Check out the LINCS SPARQL Endpoint and run queries right without leaving the LINCS site.

Construct a Query

A SPARQL query is like a recipe. There are four main ingredients:

  1. Prefix(es)
  2. Type of Query
  3. Query
  4. Modifier(s)

Prefixes

Prefixes are shorthand abbreviations for the full Internationalized Resource Identifiers (IRIs) that tell the SPARQL endpoint where to go to look for the data. Prefixes are placed at the top of your query so that you do not have to type out the full IRIs every time you want to refer to them.

In the following example, a prefix has been added for the CWRC ontology, the Resource Description Framework (RDF), the Resource Description Framework Schema (RDFS), and the Simple Knowledge Organization System (SKOS):

PREFIX identity: <http://id.lincsproject.ca/identity#>
PREFIX rdf: <http://www.w3.org/1999/02/22-rdf-syntax-ns#>
PREFIX rdfs: <http://www.w3.org/2000/01/rdf-schema#>
PREFIX skos: <http://www.w3.org/2004/02/skos/core#>

Type of Query

Following your prefixes, you need to declare the type of SPARQL query. There are four types of queries: ASK, SELECT, DESCRIBE, and CONSTRUCT. Each type of SPARQL query includes the same essential components, but each serves a different purpose and will give you a different type of results.

ASK Query

ASK queries return a yes or no answer.

SELECT Query

SELECT queries return a list of all of the things that match your query item.

DESCRIBE Query

DESCRIBE queries return all known information about a particular entity.

CONSTRUCT Query

CONSTRUCT queries return new triples by pulling information from multiple triples.

info

Coming soon! Example queries will be provided once the LINCS SPARQL Endpoint is live.

Query

Triples

After you have declared which type of query you are going to construct, you need to fill in the structure of the query. The query structure is composed of triples: a subject, predicate, and object. Each component of a triple is either a query variable or a Uniform Resource Identifier (URI).

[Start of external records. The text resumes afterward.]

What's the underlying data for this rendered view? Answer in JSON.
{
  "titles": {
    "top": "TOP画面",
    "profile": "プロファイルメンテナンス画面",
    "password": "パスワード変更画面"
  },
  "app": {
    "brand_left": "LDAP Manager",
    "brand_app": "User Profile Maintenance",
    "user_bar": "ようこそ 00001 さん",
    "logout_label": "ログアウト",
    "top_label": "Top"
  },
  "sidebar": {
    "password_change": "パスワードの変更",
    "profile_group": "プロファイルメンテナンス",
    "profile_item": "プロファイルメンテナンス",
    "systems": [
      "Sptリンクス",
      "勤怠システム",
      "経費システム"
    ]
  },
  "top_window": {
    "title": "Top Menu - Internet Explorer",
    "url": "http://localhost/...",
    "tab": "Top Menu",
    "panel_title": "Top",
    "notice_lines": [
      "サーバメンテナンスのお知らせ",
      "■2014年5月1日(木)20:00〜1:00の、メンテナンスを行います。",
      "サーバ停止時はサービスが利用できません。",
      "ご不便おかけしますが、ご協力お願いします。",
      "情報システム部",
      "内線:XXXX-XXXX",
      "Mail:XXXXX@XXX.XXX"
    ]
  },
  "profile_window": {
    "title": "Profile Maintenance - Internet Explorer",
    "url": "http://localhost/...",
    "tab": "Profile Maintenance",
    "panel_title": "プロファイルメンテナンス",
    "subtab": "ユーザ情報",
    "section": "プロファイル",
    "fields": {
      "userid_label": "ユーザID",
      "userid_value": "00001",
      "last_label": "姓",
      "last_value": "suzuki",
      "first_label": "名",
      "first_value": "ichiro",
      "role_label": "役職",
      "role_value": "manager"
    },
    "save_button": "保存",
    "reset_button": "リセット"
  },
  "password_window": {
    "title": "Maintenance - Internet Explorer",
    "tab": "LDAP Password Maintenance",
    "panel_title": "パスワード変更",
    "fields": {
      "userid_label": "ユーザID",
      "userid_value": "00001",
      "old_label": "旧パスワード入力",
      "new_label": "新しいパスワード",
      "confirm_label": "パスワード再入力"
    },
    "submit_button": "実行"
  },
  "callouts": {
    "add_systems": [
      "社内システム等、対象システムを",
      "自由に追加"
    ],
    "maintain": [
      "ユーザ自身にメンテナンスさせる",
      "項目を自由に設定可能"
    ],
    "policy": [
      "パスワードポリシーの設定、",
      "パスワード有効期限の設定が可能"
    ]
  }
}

A query variable is the object that you are searching for. Variables are indicated with a question mark followed by a word. The word you choose for a variable is arbitrary, but should be human-readable for ease of understanding if shared with others. It is important that you use a variable consistently within a query.

?name

?item

A URI is a unique identifier that represents a thing that exists in the LINCS triplestore. It can be a property, entity, graph, class in the ontology (or ontologies), or even a vocabulary term (type). URIs are typically shortened using a prefix, or namespace. For example, the full URI for the identity property “woman,” &lt;http://id.lincsproject.ca/identity/woman>, can be shortened to identity:woman using the identity namespace.

WHERE Statement

Each query must have a WHERE statement. The WHERE statement follows the declaration of the query type and the list of predicates that will be used as headings in the table of results. It comes before the query pattern and indicates that what follows is WHERE to look for the pattern that the query must match.

Syntax

Your query will only work if you use the proper syntax.

Following your WHERE statement, use a curly bracket to enclose your query pattern. Curly brackets must appear in pairs. Every bracket you open must close later in your query. You can add extra curly brackets to help you organize your query, but each opening bracket must have a corresponding closing bracket.

Every triple in a query must end in a period.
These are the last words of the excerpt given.